If you don’t have Clover, as mentioned above – the Cobertura and Emma plug-ins are great too which will also integrate with:

Sonar plug-in

Although I am only “P.O.C ing” Sonar+Hudson+Clover, The Sonar plug-in made it trivial to integrate hudson projects with Sonar. Sonar is a powerful open source code quality metrics reporting tool, which displays code quality metrics for multiple projects in a variety of ways on a centralized web location.

For Maven based builds you do not even need to change a line of code in order to get sonar to work which made this module a #2 on my “can’t live without plug-ins”.

Sectioned View plug-in

Sectioned view gives you the ability to create a “Dashboard view” for your job(s) / project(s) – it is quite feature rich if you take a look at it’s configuration and it is very simple to comprehend. A great example is taken from the plug-ins wiki page see:

Section view scrrenshot

Nested Views plug-in

Nested views another View type which allows grouping job views into multiple levels instead of one big list of tabs – this is quite useful and the only disadvantage is you can have both a view and jobs in the same page it’s either a nested view or a list of views – but I presume it will sure be included.

Shelve Project plug-in

If you ever wanted to Hide a jo you are working on and you also would like to prevent it from being triggered by mistake this is the plug-in for you. I often find my self setting up a job and it becomes a work in progress so hiding it to a later time is a great help – this plug-in does just that.

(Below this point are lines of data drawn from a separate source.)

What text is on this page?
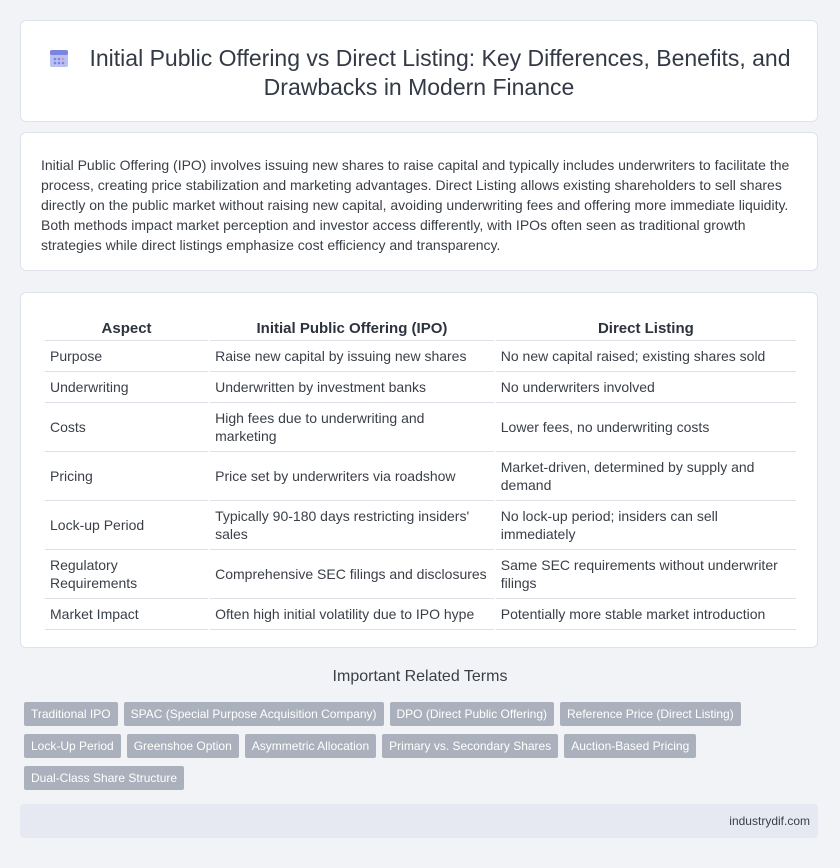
Initial Public Offering vs Direct Listing: Key Differences, Benefits, and Drawbacks in Modern Finance

Initial Public Offering (IPO) involves issuing new shares to raise capital and typically includes underwriters to facilitate the process, creating price stabilization and marketing advantages. Direct Listing allows existing shareholders to sell shares directly on the public market without raising new capital, avoiding underwriting fees and offering more immediate liquidity. Both methods impact market perception and investor access differently, with IPOs often seen as traditional growth strategies while direct listings emphasize cost efficiency and transparency.

Aspect	Initial Public Offering (IPO)	Direct Listing
Purpose	Raise new capital by issuing new shares	No new capital raised; existing shares sold
Underwriting	Underwritten by investment banks	No underwriters involved
Costs	High fees due to underwriting and marketing	Lower fees, no underwriting costs
Pricing	Price set by underwriters via roadshow	Market-driven, determined by supply and demand
Lock-up Period	Typically 90-180 days restricting insiders' sales	No lock-up period; insiders can sell immediately
Regulatory Requirements	Comprehensive SEC filings and disclosures	Same SEC requirements without underwriter filings
Market Impact	Often high initial volatility due to IPO hype	Potentially more stable market introduction
Important Related Terms
Traditional IPO SPAC (Special Purpose Acquisition Company) DPO (Direct Public Offering) Reference Price (Direct Listing)
Lock-Up Period Greenshoe Option Asymmetric Allocation Primary vs. Secondary Shares Auction-Based Pricing
Dual-Class Share Structure
industrydif.com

Bugzilla & Jira plug-ins (& there or others I presume)

Well the fact I need both in the same Hudson cluster and I can still have them work side by side was really important. In order for this plug-in to serve you well your CM team has to some extra work on your SCM side, that done you got yourself a link directly into your bug tracking system – the latest versions, query Bugzilla & Jira and can display the Bug details.

Job configuration change in Hudson 1.372

Yesterday I upgraded hudson to the greatest an latest which was a seamless upgrade.

A very obvious change in the Job configuration form was added instead of “Tie Build to a node”:

There is now “Restrict where this project can be run”:

The disadvantage in this feature is if you want to a build to a node you need to know its name / node group name prior to the actual configuration. The Advantage of this feature is you can be more specific in where you want you build to run and with a large number of slaves this is quite important, Please note: “old” jobs aren’t affected of this change.